Erhan ise çevresindeki bu keskin değişime karşı duyduğu tiksintiyi hafifletmeyi başarmıştı. Kendine yeni arkadaşlar bulmuş, kendisi gibi düşünen gençlerle vakit geçirmeye başlamıştı. İnsan çocukluk yıllarında seçici değildir ancak belli bir yaştan sonra kendine benzeyen insanların yanında olmayı tercih eder.

Çevresindeki yeni arkadaşları edebiyatla ilgilenen gençlerdi, Erhan da zaman geçmeden onların ilgi alanlarına yöneldi. Zaman buldukça şiir yazmaya çalışıyordu. Yazdığı şiirleri daha önceden tanıştığı genç kıza okuyup fikirlerini almaya alışmıştı.

" Haftasonu fikrini almam gereken şiirler var. Parkta buluşalım mı ?" dedi.

Zaten rutin haline gelen bu haftasonu buluşmaları için şiir bir bahaneydi. Ancak genç adam için şiir bir tutku haline gelmişti.

" Peki." diyerek net bir cevap verdi genç kız.

Ertesi gün parka gittiklerinde Erhan hevesle yazılarını okumaya başladı, hiçbiri acemice denemelerden ileri gidememişti. Yine de genç kız onun hevesini kırmak istemiyordu.

" Daha özgün bir şeyler yazabilmek için biraz ara vermelisin bence" dedi,

" İyi şiir eline kalemi alıp sürekli karalamakla ortaya çıkmaz. Bak ünlü şairlere, etrafını iyi gözlemleyen insanlar gördüklerini iyi aktarırlar. Bir süre gözlerini kitap, defterden uzak tut, parkı, ağaçları, kuşları izle."

Yerinde bir eleştiri, yersiz övgülerden katbekat iyidir. Yine de gencin hevesi bir ölçüde kırıldı.

" Biraz dolaşmaya ne dersin? " dedi.

" Galiba bana hak veriyorsun" dedi genç kız.

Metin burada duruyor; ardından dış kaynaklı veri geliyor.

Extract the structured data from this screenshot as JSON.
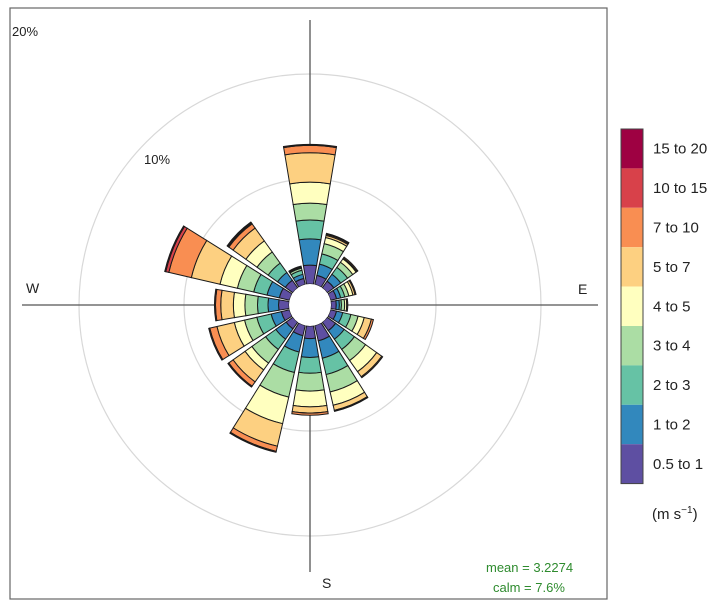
{
  "chart_data": {
    "type": "windrose",
    "title": "",
    "directions": [
      "N",
      "NNE",
      "NE",
      "ENE",
      "E",
      "ESE",
      "SE",
      "SSE",
      "S",
      "SSW",
      "SW",
      "WSW",
      "W",
      "WNW",
      "NW",
      "NNW"
    ],
    "direction_angles_deg": [
      0,
      22.5,
      45,
      67.5,
      90,
      112.5,
      135,
      157.5,
      180,
      202.5,
      225,
      247.5,
      270,
      292.5,
      315,
      337.5
    ],
    "compass_labels": {
      "west": "W",
      "east": "E",
      "south": "S"
    },
    "ring_labels": [
      "10%",
      "20%"
    ],
    "ring_values_percent": [
      10,
      20
    ],
    "radial_max_percent": 20,
    "speed_bins": [
      "0.5 to 1",
      "1 to 2",
      "2 to 3",
      "3 to 4",
      "4 to 5",
      "5 to 7",
      "7 to 10",
      "10 to 15",
      "15 to 20"
    ],
    "bin_colors": [
      "#5e4fa2",
      "#3288bd",
      "#66c2a5",
      "#abdda4",
      "#e6f598",
      "#fee08b",
      "#fdae61",
      "#f46d43",
      "#d53e4f",
      "#9e0142"
    ],
    "legend_colors": [
      "#5e4fa2",
      "#3288bd",
      "#66c2a5",
      "#abdda4",
      "#ffffbf",
      "#fdd081",
      "#f98e52",
      "#d8414a",
      "#9e0142"
    ],
    "series": [
      {
        "direction": "N",
        "cumulative_percent": [
          1.8,
          4.3,
          6.1,
          7.7,
          9.7,
          12.5,
          13.2,
          13.3,
          13.3
        ]
      },
      {
        "direction": "NNE",
        "cumulative_percent": [
          0.9,
          2.0,
          3.0,
          4.0,
          4.6,
          4.8,
          4.9,
          5.0,
          5.0
        ]
      },
      {
        "direction": "NE",
        "cumulative_percent": [
          0.8,
          1.6,
          2.4,
          3.0,
          3.4,
          3.5,
          3.6,
          3.6,
          3.6
        ]
      },
      {
        "direction": "ENE",
        "cumulative_percent": [
          0.6,
          1.0,
          1.4,
          1.8,
          2.2,
          2.4,
          2.5,
          2.5,
          2.5
        ]
      },
      {
        "direction": "E",
        "cumulative_percent": [
          0.5,
          0.8,
          1.0,
          1.3,
          1.5,
          1.6,
          1.6,
          1.6,
          1.6
        ]
      },
      {
        "direction": "ESE",
        "cumulative_percent": [
          0.6,
          1.2,
          2.0,
          2.7,
          3.3,
          4.0,
          4.2,
          4.2,
          4.2
        ]
      },
      {
        "direction": "SE",
        "cumulative_percent": [
          1.0,
          2.0,
          3.2,
          4.5,
          5.8,
          6.4,
          6.5,
          6.5,
          6.5
        ]
      },
      {
        "direction": "SSE",
        "cumulative_percent": [
          1.5,
          3.2,
          4.8,
          6.5,
          7.8,
          8.3,
          8.4,
          8.4,
          8.4
        ]
      },
      {
        "direction": "S",
        "cumulative_percent": [
          1.2,
          3.0,
          4.5,
          6.2,
          7.7,
          8.3,
          8.5,
          8.5,
          8.5
        ]
      },
      {
        "direction": "SSW",
        "cumulative_percent": [
          1.0,
          2.6,
          4.6,
          7.0,
          9.6,
          11.8,
          12.3,
          12.4,
          12.4
        ]
      },
      {
        "direction": "SW",
        "cumulative_percent": [
          0.8,
          2.0,
          3.2,
          4.8,
          5.6,
          7.0,
          7.5,
          7.6,
          7.6
        ]
      },
      {
        "direction": "WSW",
        "cumulative_percent": [
          0.8,
          1.8,
          3.2,
          4.4,
          5.4,
          7.1,
          7.8,
          7.9,
          7.9
        ]
      },
      {
        "direction": "W",
        "cumulative_percent": [
          1.0,
          2.0,
          3.0,
          4.2,
          5.3,
          6.5,
          7.0,
          7.1,
          7.1
        ]
      },
      {
        "direction": "WNW",
        "cumulative_percent": [
          1.0,
          2.2,
          3.5,
          5.1,
          6.8,
          9.6,
          11.8,
          12.1,
          12.2
        ]
      },
      {
        "direction": "NW",
        "cumulative_percent": [
          0.9,
          1.8,
          2.9,
          4.2,
          5.5,
          7.0,
          7.5,
          7.6,
          7.7
        ]
      },
      {
        "direction": "NNW",
        "cumulative_percent": [
          0.6,
          1.0,
          1.4,
          1.6,
          1.7,
          1.8,
          1.8,
          1.8,
          1.8
        ]
      }
    ],
    "units_label": "(m s",
    "units_superscript": "−1",
    "units_close": ")",
    "stats": {
      "mean": "mean = 3.2274",
      "calm": "calm = 7.6%"
    },
    "legend_placement": "right",
    "grid": true
  }
}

Parkta dolaşmaya başladılar, Erhan yıllardır etrafında olmasına alıştığı şeyleri farklı bir gözle izlemeye çalıştı. Ağaçlara baktı, parktaki bir ağaç ne bir ormanın parçasıydı ne de bir ovanın ortasında yalnız ve özgür. Yapay bir bütün oluşturuyorlardı sadece. Kendini düşündü, o da ne insanlardan kopabilmiş ne de tamamen onlara uyum sağlayabilmişti. Çiçeklere baktı, renkleriyle desenler oluşturmaları için özellikle ekilmiş çiçeklerdi bunlar. Tohum olarak ekildiklerinde hepsi aynıydı, zamanla değişmişlerdi, ancak daha tohumken bile hangi renk açacakları belliydi, yine de hepsi kendini özel hissediyor olmalıydı.

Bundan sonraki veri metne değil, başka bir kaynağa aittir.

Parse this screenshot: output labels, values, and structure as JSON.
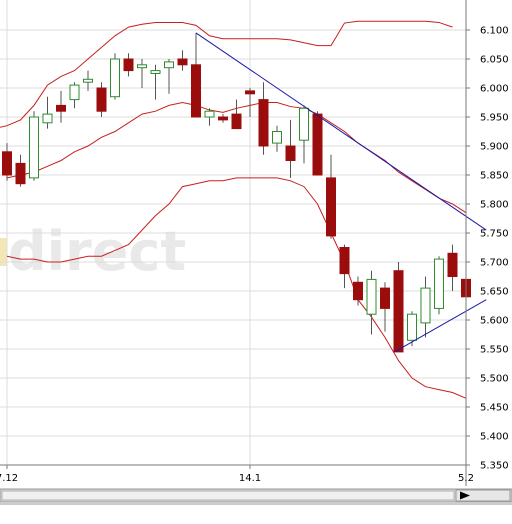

Yaşamı ile doğa arasında bu tür bağlantılar kurmak içinde bir tiksinti oluşturdu. Zaten bu tür benzetmeleri fazlasıyla zorlama bulurdu. Her zaman olaylara mantıklı yaklaşmayı tercih eder duygulara pek önem vermezdi. Belki de bu yüzden şiirleri pek başarılı değildi.

"Sanırım iyice abartıyorum" diye mırıldandı.

" Erhan şurdaki baban değil mi ? " diye sordu genç kız. Gerçekten de babası parkta bir adamla hararetli bir tartışma içindeydi.

" Burda ne işi var ki? "

Olay netleşene kadar uzaktan izlemeye karar verdiler. Bir süre sonra sesleri alçaldı, fısıldamaya başladılar. Adam İhsan Bey'e bir çanta uzattı , İhsan Bey çantaya uzandığında adam yüksek sesle "Unutma!" diye bağırdı. Adam uzaklaştıktan sonra İhsan Bey de parktan çıkıp eve doğru yöneldi.

Erhan'ın babası hakkında şüpheleri yoktu, yine de babasından çekindiği için ona o gün olanları sormamaya karar verdi.

O gün olay pek dikkatlerini çekmedi ve gezintilerine devam ettiler. Erhan ise gezintinin devamında ağaçları yeniden sadece birer ağaç olarak görmeye devam etti. Aksi düşüncelere dalabilmek için fazla güzel bir gündü.